Depois, no século 4º a. C., o grande Aristóteles condenou os pré-socráticos como não-filósofos. Tinha seus motivos, que não são mais os nossos. Mas o fato é que esses altíssimos pensadores foram silenciados por vinte e três séculos! Até o 19, quando o novo espírito histórico os resgatou. Até hoje não sabemos bem o que fazer com eles. Aristóteles e a filosofia toda – e a ciência toda – fecharam a porta de acesso a essa belíssima experiência. Mas hoje precisamos desesperadamente dela. No antropoceno, era em que estamos embolados com a natureza, quando as zoonoses nos lembram da nossa animalidade natural, quando falamos em meio-ambiente, mas continuamos a nos comportar como se nosso lugar próprio fosse esse fora que criamos (os sofistas criaram, no século 5º a. C., para se protegerem do caos). Voltarmos a estar dentro, a encontrar aí o nosso lugar natural, a lidarmos amorosamente com tudo que existe, a nos movermos junto – nos co-movermos – é condição necessária para a sobrevivência dessa espécie e sua morada, o planeta. Não temos sabido adquirir essa astúcia e sabedoria. Estamos despreparados para ela, por excesso de distância, pelo desejo de fria objetividade a que a filosofia nos submeteu. E depois as ciências e as tecnologias.
Mas não todas as ciências. Não a cosmologia. – Acompanho aqui Mário Novello e sua convicção da necessidade de uma meta-cosmologia. Outras cosmologias há. Essa é a minha. Essa é a que me permite a seguinte ousadia: a cosmologia pode ser, no modo da mais avançada ciência, o retorno da grande experiência pré-socrática. Porque nela o Cosmos verdadeiramente é o que é. Não é o discurso sobre ele que o constitui como objeto de ciência. Quando o James Webb registra aquelas estonteantes fotos do fundo do universo ele sem dúvida distorce aquilo que está fotografando.
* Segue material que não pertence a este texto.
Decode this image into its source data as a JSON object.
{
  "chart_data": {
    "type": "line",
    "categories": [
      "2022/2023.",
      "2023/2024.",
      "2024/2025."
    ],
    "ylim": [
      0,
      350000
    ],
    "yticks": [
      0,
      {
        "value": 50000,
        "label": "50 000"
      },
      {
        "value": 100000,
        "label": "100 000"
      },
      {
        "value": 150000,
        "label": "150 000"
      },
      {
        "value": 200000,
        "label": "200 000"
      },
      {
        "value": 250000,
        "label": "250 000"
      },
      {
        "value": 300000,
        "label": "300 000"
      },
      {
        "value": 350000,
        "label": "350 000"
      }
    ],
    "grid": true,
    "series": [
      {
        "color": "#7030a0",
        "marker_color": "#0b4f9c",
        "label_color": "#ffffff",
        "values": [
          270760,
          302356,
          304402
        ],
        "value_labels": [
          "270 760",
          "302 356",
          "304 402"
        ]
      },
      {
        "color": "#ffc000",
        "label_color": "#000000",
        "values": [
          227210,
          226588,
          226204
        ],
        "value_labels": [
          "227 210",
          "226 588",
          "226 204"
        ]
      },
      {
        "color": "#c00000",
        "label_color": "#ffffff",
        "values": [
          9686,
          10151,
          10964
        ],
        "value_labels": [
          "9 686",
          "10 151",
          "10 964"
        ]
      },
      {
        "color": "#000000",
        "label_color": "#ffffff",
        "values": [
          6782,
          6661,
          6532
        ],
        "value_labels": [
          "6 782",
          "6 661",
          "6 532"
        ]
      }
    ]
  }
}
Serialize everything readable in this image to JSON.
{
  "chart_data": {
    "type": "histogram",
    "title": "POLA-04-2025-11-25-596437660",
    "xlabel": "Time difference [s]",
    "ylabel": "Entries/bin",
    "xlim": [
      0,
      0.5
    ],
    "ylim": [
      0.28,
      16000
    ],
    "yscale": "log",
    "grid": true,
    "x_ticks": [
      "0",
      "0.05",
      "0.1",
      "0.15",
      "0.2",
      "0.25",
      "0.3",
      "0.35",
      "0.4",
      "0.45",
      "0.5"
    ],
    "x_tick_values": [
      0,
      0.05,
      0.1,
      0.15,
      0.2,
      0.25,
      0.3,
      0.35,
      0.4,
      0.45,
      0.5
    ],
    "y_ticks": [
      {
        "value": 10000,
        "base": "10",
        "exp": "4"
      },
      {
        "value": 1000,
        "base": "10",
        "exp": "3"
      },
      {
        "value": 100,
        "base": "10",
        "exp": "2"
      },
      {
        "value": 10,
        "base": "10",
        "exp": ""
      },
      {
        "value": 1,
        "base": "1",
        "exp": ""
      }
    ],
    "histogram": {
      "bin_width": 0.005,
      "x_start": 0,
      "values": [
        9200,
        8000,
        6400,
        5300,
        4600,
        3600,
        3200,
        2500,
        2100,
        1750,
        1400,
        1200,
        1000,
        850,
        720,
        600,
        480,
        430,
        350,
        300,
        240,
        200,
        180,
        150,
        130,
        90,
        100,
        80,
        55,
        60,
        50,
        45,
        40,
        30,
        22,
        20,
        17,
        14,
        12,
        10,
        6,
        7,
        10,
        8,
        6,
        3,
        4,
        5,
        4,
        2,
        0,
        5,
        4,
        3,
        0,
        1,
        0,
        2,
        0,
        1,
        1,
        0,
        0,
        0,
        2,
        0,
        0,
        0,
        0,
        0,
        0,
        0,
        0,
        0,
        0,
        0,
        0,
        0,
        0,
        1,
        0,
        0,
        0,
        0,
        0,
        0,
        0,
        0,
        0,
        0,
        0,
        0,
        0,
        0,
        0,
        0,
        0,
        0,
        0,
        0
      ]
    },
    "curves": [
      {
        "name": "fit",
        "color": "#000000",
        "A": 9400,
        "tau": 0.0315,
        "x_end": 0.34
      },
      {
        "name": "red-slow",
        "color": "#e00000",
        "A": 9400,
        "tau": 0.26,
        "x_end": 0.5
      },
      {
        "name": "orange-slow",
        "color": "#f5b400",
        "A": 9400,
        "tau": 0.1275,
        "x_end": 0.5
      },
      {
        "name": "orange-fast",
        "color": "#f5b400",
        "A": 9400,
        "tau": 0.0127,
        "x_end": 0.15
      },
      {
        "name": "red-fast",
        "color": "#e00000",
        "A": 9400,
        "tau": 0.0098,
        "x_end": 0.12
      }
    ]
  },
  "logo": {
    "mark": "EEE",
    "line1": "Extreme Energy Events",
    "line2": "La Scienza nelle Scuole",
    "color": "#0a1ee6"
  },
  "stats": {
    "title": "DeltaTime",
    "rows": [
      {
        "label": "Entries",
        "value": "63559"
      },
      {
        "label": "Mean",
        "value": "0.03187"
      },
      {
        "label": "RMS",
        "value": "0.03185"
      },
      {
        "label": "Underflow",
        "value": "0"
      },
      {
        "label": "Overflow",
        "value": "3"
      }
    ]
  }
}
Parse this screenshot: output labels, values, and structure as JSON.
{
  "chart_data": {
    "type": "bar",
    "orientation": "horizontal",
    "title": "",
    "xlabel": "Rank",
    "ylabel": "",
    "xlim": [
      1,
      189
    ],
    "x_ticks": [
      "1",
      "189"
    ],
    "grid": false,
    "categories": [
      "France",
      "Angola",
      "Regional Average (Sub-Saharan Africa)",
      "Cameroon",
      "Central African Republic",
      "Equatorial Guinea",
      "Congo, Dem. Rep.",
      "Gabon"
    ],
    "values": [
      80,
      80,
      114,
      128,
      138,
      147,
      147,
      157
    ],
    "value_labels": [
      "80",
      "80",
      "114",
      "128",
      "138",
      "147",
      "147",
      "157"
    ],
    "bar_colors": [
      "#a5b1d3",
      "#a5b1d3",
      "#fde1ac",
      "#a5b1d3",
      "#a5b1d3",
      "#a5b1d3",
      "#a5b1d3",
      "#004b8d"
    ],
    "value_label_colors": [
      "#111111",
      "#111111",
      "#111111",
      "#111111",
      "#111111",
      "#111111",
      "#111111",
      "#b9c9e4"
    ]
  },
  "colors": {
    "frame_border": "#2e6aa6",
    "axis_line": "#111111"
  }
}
Depende da qualidade das lentes, de angulações, depende de tecnologias. – Ouço já o agrado com que os físicos quânticos receberiam essa afirmação: afinal, o observador – James Webb – pelo ato de observar – as fotografias – deforma o observado – o universo. É verdade, nesse nível científico-epistemológico. Incerteza, incompletude, tudo isso está correto e é valioso. Nesse nível. Mas seu alcance não é universal. Em outro nível, que me arrisco a nomear com a antiga e desvalorizada palavra ontológico, o cosmos é intrinsecamente, realmente, verdadeiro. Porque, quando o James Webb o registrou ele já havia ocorrido, de fato. O supertelescópio registra, como presente lá no remoto céu, o passado. E não é capaz de deformar o passado. O que aconteceu, o passado verdadeiro, verdadeiramente aconteceu. Que não sejamos capazes de ter acesso a ele senão deformado por tecnologias não anula, sequer arranha a superfície do fato de que o que aconteceu realmente aconteceu, é totalmente verdadeiro. Aconteceu na ausência de qualquer observador, de nenhuma observação e tecnologia de observação. É verdadeiro em si.
E mais (segundo a belíssima hipótese de Novello em seu Manifesto Cósmico): as leis segundo as quais o cosmos verdadeiramente ocorre não são determinadas pelas leis físicas que “descobrimos” para dar conta da objetividade do mundo físico a que só temos acesso (acesso científico, é necessário precisar) pelo discurso. Nós narramos as leis físicas do universo próximo observando, medindo e calculando. Mas não somos capazes de replicar esse comportamento para a totalidade do cosmos: ele, na sua história, fabrica suas leis. As leis cósmicas não são descobertas. Elas são feitas. E essa é a verdade do universo. O universo vive permanentemente segundo sua própria verdade. E a verdade é, nessa medida, real, antes de ser, derivada e imperfeitamente, discursiva.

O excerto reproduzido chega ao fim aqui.